I haven’t seen mule deer or elk in the forest near my house since last November, but whenever I walk, snowshoe or ski there, I always see something wild despite winter’s icy grip. That something is usually wildlife “sign,” aka tracks.
I love looking for tracks in the wintertime because it’s so easy. After a fresh snowfall you practically trip over these records of an animal’s passage. I’ve seen the trail of a squirrel radiating out from the animal’s home tree in a starburst shape, raven tracks by the dozens where a flock landed, and many tracks whose makers I could only guess at.

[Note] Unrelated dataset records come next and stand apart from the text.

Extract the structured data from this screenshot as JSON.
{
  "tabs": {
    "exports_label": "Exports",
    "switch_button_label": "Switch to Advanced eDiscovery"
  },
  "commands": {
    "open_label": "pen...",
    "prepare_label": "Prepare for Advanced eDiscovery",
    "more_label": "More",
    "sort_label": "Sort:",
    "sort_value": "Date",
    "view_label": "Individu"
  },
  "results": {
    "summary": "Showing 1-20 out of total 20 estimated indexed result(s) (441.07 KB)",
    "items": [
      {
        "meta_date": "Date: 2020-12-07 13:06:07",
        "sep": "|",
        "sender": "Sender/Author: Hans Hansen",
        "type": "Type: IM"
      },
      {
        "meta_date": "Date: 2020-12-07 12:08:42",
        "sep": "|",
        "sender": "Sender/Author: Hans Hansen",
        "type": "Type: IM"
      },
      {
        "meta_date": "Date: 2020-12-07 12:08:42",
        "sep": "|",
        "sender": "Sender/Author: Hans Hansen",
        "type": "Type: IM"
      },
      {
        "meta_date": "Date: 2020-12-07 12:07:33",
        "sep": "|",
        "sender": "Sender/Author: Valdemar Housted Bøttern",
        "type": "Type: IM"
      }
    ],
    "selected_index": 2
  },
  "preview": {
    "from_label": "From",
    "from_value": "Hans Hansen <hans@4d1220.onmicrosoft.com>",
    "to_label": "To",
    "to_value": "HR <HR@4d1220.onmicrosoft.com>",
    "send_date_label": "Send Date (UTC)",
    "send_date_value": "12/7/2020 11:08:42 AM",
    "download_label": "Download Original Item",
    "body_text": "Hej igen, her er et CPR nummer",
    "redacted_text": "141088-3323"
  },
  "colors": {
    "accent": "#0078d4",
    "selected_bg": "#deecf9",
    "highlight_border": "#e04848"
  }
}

The guessing game is part of the winter fun. Good trackers say it’s not just the size and shape of the track itself that matters, but the clues given by the trail formed by a set of tracks. Like tracks, trails have distinctive shapes, like those star-shaped squirrel trails I mentioned.
Just yesterday, I found a coyote’s tracks. I could tell it was a coyote, not just by the dog-shaped tracks, but by the trail, which meandered down into a ravine and up the opposite slope. The trail curved from here to there and yonder, in a shape that said, “Here is a creature following its nose, moving quickly in search of breakfast.” Maybe he found it: In one place, snow had been gouged and mounded, probably where the coyote stopped to dig.
I tell a lot of stories about wildlife, but in that trail an animal told its own tale, in lines as elegant as script. Tracks and trails are a record left behind by an animal’s passage across the landscape. Winter is a wonderful time to hear those stories in snow, written with the touch of a paw.